Les houillères du bassin aquitain ont renoncé à faire valoir leur droit de récupération.
Par convention signée le 30 juin 1995, les HBCM ont renoncé à tout droit de propriété sur le parc immobilier et la COOMAIFA s'est engagée à maintenir dans les lieux les locataires s'y trouvant et, en cas de décès, d'étendre ce droit à leur conjoint.
M. [M] [X], mineur et son épouse, Mme [H] [N] ont dans ce cadre occupé une maison avec garage appartenant à la COOMAIFA.

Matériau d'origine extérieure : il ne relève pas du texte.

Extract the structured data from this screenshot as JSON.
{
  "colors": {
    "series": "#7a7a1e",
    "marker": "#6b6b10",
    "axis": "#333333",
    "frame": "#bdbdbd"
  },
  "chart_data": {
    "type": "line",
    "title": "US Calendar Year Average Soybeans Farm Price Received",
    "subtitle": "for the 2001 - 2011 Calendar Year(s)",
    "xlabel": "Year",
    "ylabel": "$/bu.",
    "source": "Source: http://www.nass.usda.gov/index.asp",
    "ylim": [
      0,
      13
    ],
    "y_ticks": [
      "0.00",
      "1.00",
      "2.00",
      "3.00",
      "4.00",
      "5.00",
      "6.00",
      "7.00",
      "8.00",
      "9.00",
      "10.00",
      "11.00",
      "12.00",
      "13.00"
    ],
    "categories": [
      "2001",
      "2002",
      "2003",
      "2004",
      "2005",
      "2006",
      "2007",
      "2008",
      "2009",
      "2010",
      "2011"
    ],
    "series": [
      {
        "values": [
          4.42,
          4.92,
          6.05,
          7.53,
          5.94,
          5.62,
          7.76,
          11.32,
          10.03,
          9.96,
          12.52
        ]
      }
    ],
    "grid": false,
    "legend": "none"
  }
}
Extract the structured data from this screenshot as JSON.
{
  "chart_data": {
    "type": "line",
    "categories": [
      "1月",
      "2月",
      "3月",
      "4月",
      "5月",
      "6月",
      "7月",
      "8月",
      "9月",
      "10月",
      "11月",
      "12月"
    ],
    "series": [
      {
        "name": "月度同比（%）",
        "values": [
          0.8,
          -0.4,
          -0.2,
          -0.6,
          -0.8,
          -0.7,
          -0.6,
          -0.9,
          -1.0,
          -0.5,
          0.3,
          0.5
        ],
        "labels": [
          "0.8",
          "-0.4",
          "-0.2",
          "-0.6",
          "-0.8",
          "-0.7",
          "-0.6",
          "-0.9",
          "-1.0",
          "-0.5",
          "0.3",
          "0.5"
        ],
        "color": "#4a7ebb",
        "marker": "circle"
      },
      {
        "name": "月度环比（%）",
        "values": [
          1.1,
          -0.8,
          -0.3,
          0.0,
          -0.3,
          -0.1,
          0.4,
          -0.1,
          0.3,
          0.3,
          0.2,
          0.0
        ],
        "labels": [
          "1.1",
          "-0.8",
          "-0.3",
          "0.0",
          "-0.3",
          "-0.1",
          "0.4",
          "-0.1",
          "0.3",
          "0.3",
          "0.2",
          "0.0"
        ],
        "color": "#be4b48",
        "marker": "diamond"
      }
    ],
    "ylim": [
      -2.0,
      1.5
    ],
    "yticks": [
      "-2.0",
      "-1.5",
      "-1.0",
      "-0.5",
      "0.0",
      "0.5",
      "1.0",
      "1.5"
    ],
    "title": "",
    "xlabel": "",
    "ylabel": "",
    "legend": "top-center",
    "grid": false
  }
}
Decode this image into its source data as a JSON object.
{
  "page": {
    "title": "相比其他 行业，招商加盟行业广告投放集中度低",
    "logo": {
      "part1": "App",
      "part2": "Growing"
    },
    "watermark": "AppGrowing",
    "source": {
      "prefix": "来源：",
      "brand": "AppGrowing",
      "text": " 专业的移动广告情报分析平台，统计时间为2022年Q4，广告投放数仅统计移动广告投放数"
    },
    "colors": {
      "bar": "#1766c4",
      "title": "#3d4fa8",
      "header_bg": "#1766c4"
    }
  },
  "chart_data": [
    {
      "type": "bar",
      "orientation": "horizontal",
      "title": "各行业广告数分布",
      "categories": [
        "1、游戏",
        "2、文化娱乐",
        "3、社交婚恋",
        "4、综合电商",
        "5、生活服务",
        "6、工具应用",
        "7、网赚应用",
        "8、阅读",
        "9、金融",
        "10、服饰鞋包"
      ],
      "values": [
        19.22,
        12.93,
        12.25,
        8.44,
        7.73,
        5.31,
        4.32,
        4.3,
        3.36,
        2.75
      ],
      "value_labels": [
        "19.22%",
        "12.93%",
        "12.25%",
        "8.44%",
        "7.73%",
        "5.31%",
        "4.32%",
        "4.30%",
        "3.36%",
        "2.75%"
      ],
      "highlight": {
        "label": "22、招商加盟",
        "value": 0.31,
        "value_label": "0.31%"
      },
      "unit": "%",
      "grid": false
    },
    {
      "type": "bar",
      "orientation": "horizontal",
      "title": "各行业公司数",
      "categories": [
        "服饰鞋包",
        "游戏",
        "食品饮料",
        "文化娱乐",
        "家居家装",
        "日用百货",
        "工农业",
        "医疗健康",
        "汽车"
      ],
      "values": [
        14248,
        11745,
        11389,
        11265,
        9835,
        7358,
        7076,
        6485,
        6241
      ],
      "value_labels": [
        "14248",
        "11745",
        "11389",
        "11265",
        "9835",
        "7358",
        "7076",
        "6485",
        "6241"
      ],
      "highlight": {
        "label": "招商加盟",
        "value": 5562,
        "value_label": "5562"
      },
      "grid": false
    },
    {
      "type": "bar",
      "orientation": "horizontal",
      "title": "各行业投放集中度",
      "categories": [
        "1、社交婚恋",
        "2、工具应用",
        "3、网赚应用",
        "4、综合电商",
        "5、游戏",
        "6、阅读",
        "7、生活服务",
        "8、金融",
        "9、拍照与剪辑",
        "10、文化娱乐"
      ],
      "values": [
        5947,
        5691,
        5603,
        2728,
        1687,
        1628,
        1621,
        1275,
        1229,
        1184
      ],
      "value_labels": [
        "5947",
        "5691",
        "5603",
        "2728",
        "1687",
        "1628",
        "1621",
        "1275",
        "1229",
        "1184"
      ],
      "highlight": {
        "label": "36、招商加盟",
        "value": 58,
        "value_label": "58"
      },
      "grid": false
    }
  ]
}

Par la suite la SA d'HLM Maisons Claires est venue aux droits de la COOMAIFA en qualité de propriétaire des pavillons.
Par courrier du 15 octobre 2014, M. [I] [J], a demandé à bénéficier du logement à titre personnel, son père étant décédé en novembre 2012, sa mère le 23 juin 2014.
Par courrier du 28 octobre 2014, cette demande était rejetée par la SA Maisons Claires qui lui rappelait que le logement était réservé aux anciens mineurs et à leurs conjoints et qu'il se trouvait donc occupant sans droit ni titre.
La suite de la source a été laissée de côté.